Ponieważ chcesz z Nim rozmawiać, więc On Jest Obecny. Poproś Go
więc w tym momencie, aby Duch Święty poruszał Twoją modlitwę, by On sam
ją prowadził. Poproś także, by Pan usuwał w niej wszelkie przeszkody
oraz by oczyścił Twoje zamiary, intencje, pragnienia, decyzje, czyny -
by służyły tylko większej chwale Boga i dobru innych ludzi.
|
|
Zaangażuj teraz wyobraźnię. Jeśli
potrzebujesz, przypomnij sobie fragment Pisma, który będziesz
kontemplował. Następnie wyobraź sobie świąteczną ucztę. Zobacz uczniów
siedzących przy stole, a także Jezusa, który obmywa nogi uczniom.
|
|
Poproś teraz Pana o owoc modlitwy. W
dzisiejszej modlitwie poproś o łaskę poznania i doświadczenia Boga,
który pragnie przyjaźni z Tobą i pierwszy wychodzi do Ciebie obdarzając
Cię wielkimi dobrami. Proś też, aby spotkanie Boga, który jest miłością,
zrodziło w Twoim sercu pragnienie odpowiadania na Jego miłość.
|
|
1. Wejdź do pomieszczenia, w którym
odbywa się świąteczna wieczerza. Przyjrzyj się, jak ono wygląda: czy
jest duże, czy małe, czy jest jakoś przystrojone? Zobacz też ludzi,
którzy są w środku. Jaka panuje atmosfera? Jest największe święto
izraelskie – czy daje się to odczuć, zauważyć? Usiądź przy paschalnym
stole razem z Jezusem i apostołami, być może też innymi uczniami. Zobacz
stół i to co jest na nim. Poczuj zapach potraw. Zostałeś zaproszony na
ucztę Jezusa, przyszedłeś na nią – jakie uczucia, myśli to w Tobie
budzi? Wieczerza paschalna to ostatni świetlisty moment, który
rozpoczyna mękę Jezusa. To wszystko, co nasz Pan czyni podczas tego
świątecznego posiłku pokazuje, że dobrowolnie, motywowany miłością
wydaje siebie za swoich przyjaciół. Spróbuj dostrzec tę „miłość do
końca” w gestach i słowach Jezusa. Jak On się zachowuje, co mówi, co
czyni podczas tego wieczoru?
|
|
2. Jednym z najważniejszych
symbolicznych aktów Jezusa jest obmycie nóg uczniom. Jezus sam czyni to,
co później inni z nim uczynią: wstaje od wieczerzy i zdejmuje szaty, z
których później obnażą Go oprawcy. Uniża się, wchodzi w rolę sługi
(podawanie podczas posiłku wody do obmycia dłoni było zadaniem sług) –
tak jak będzie potem poniżony przez innych. To bardzo ważny gest, a
zatem przyglądaj mu się z uwagą. Zobacz Pana Jezusa, który wstaje od
stołu i zdejmuje ubranie. Jak reagują na to uczniowie? Jak Ty reagujesz?

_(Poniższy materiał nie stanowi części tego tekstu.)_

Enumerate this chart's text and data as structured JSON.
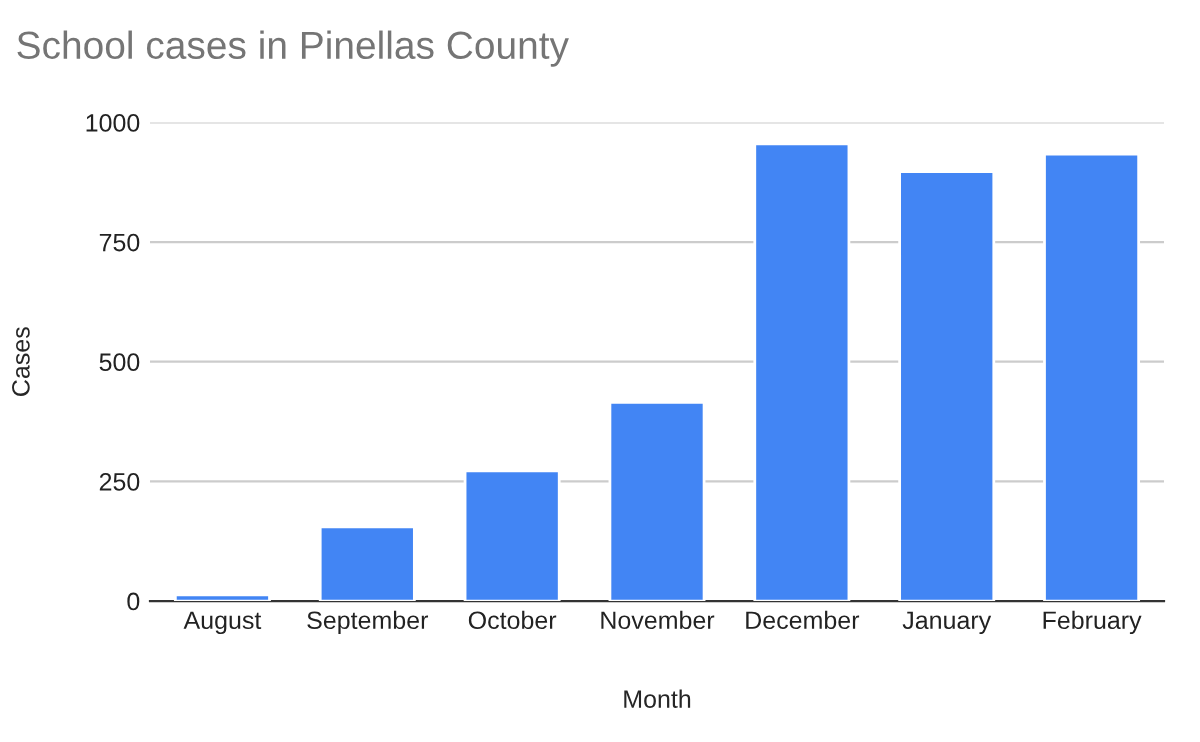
{
  "chart_data": {
    "type": "bar",
    "title": "School cases in Pinellas County",
    "xlabel": "Month",
    "ylabel": "Cases",
    "categories": [
      "August",
      "September",
      "October",
      "November",
      "December",
      "January",
      "February"
    ],
    "values": [
      13,
      155,
      272,
      415,
      955,
      897,
      934
    ],
    "color": "#4285f4",
    "ylim": [
      0,
      1000
    ],
    "yticks": [
      0,
      250,
      500,
      750,
      1000
    ],
    "grid": "y"
  }
}
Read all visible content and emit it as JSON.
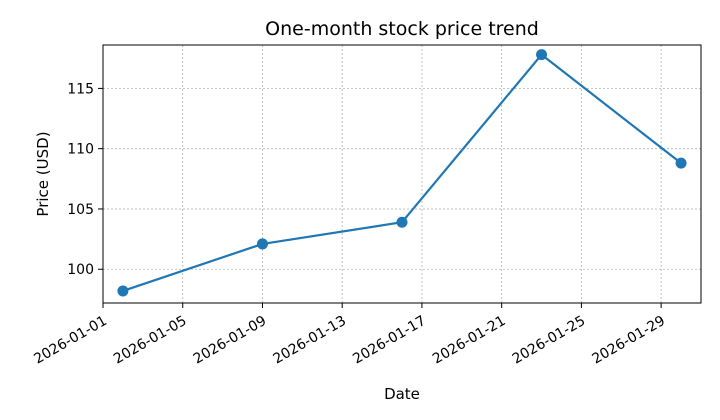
{
  "chart_data": {
    "type": "line",
    "title": "One-month stock price trend",
    "xlabel": "Date",
    "ylabel": "Price (USD)",
    "x_tick_labels": [
      "2026-01-01",
      "2026-01-05",
      "2026-01-09",
      "2026-01-13",
      "2026-01-17",
      "2026-01-21",
      "2026-01-25",
      "2026-01-29"
    ],
    "y_tick_labels": [
      "100",
      "105",
      "110",
      "115"
    ],
    "y_ticks": [
      100,
      105,
      110,
      115
    ],
    "xlim": [
      "2026-01-01",
      "2026-01-31"
    ],
    "ylim": [
      97.2,
      118.6
    ],
    "grid": true,
    "series": [
      {
        "color": "#1f77b4",
        "marker": "circle",
        "points": [
          {
            "x": "2026-01-02",
            "y": 98.2
          },
          {
            "x": "2026-01-09",
            "y": 102.1
          },
          {
            "x": "2026-01-16",
            "y": 103.9
          },
          {
            "x": "2026-01-23",
            "y": 117.8
          },
          {
            "x": "2026-01-30",
            "y": 108.8
          }
        ]
      }
    ]
  }
}
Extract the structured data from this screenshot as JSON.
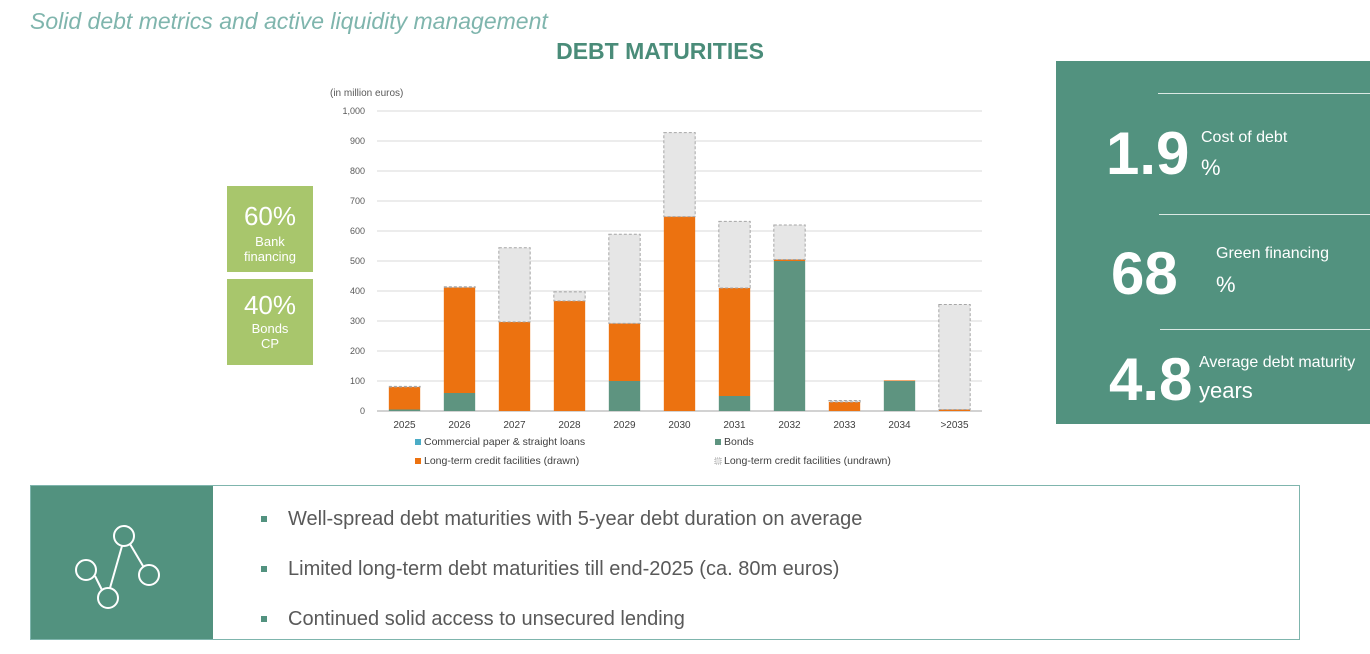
{
  "header": {
    "subtitle": "Solid debt metrics and active liquidity management"
  },
  "chart_data": {
    "type": "bar",
    "title": "DEBT MATURITIES",
    "unit_label": "(in million euros)",
    "ylim": [
      0,
      1000
    ],
    "y_ticks": [
      "0",
      "100",
      "200",
      "300",
      "400",
      "500",
      "600",
      "700",
      "800",
      "900",
      "1,000"
    ],
    "grid": true,
    "stacked": true,
    "legend_position": "bottom",
    "categories": [
      "2025",
      "2026",
      "2027",
      "2028",
      "2029",
      "2030",
      "2031",
      "2032",
      "2033",
      "2034",
      ">2035"
    ],
    "series": [
      {
        "name": "Commercial paper & straight loans",
        "color": "#4bacc6",
        "values": [
          0,
          0,
          0,
          0,
          0,
          0,
          0,
          0,
          0,
          0,
          0
        ]
      },
      {
        "name": "Bonds",
        "color": "#5e9480",
        "values": [
          5,
          60,
          0,
          0,
          100,
          0,
          50,
          500,
          0,
          100,
          0
        ]
      },
      {
        "name": "Long-term credit facilities (drawn)",
        "color": "#ec7210",
        "values": [
          75,
          352,
          297,
          367,
          192,
          648,
          360,
          5,
          30,
          2,
          5
        ]
      },
      {
        "name": "Long-term credit facilities (undrawn)",
        "color": "#e6e6e6",
        "values": [
          2,
          2,
          247,
          30,
          297,
          280,
          222,
          115,
          5,
          0,
          350
        ]
      }
    ]
  },
  "shares": [
    {
      "pct": "60%",
      "label1": "Bank",
      "label2": "financing"
    },
    {
      "pct": "40%",
      "label1": "Bonds",
      "label2": "CP"
    }
  ],
  "kpis": [
    {
      "value": "1.9",
      "label": "Cost of debt",
      "unit": "%"
    },
    {
      "value": "68",
      "label": "Green financing",
      "unit": "%"
    },
    {
      "value": "4.8",
      "label": "Average debt maturity",
      "unit": "years"
    }
  ],
  "bullets": [
    "Well-spread debt maturities with 5-year debt duration on average",
    "Limited long-term debt maturities till end-2025 (ca. 80m euros)",
    "Continued solid access to unsecured lending"
  ],
  "colors": {
    "accent": "#52927f",
    "title": "#4a8c79",
    "subtitle": "#7fb5ad",
    "share_box": "#a8c66c"
  },
  "icons": {
    "network": "network-nodes-icon"
  }
}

Przyglądaj się każdemu ruchowi Jezusa, temu, jak nalewa wody do
miednicy. Zobacz tę wodę, usłysz jak spływa do miednicy. Przyglądaj się
temu, jak Jezus bierze ją, podchodzi do uczniów i zaczyna obmywać im
nogi. Co robią uczniowie? Czy coś mówią? Czy się dziwią? A co Ty robisz
w tym momencie?
Pan Jezus podchodzi także do Ciebie i chce obmyć Twoje nogi. Czy się na
to zgodzisz? Poczuj wodę, która spływa po Twojej skórze. Poczuj też jak
Jezus dotyka Twoich stóp. Pozostań przez jakiś czas w tym wydarzeniu, w
bliskości Jezusa, w poczuciu Jego dotyku.
|
|
3. Zobacz Jezusa, który podchodzi do
Piotra. Co dzieje się w Piotrze? Jaką ma wizję mesjasza, skoro nie
mieści mu się w głowie, że mógłby on dotknąć jego stóp? Ale nasz
Zbawiciel to ktoś, kto sam przychodzi i nie boi się dotknąć brudu,
chociaż nam często trudno to zrozumieć. Posłuchaj rozmowy Piotra i
Jezusa. Może sam czujesz się jak Piotr i chcesz wyrazić Jezusowi swoje
myśli i zdziwienie Jego czynami? Uczyń to, jeśli masz takie pragnienie.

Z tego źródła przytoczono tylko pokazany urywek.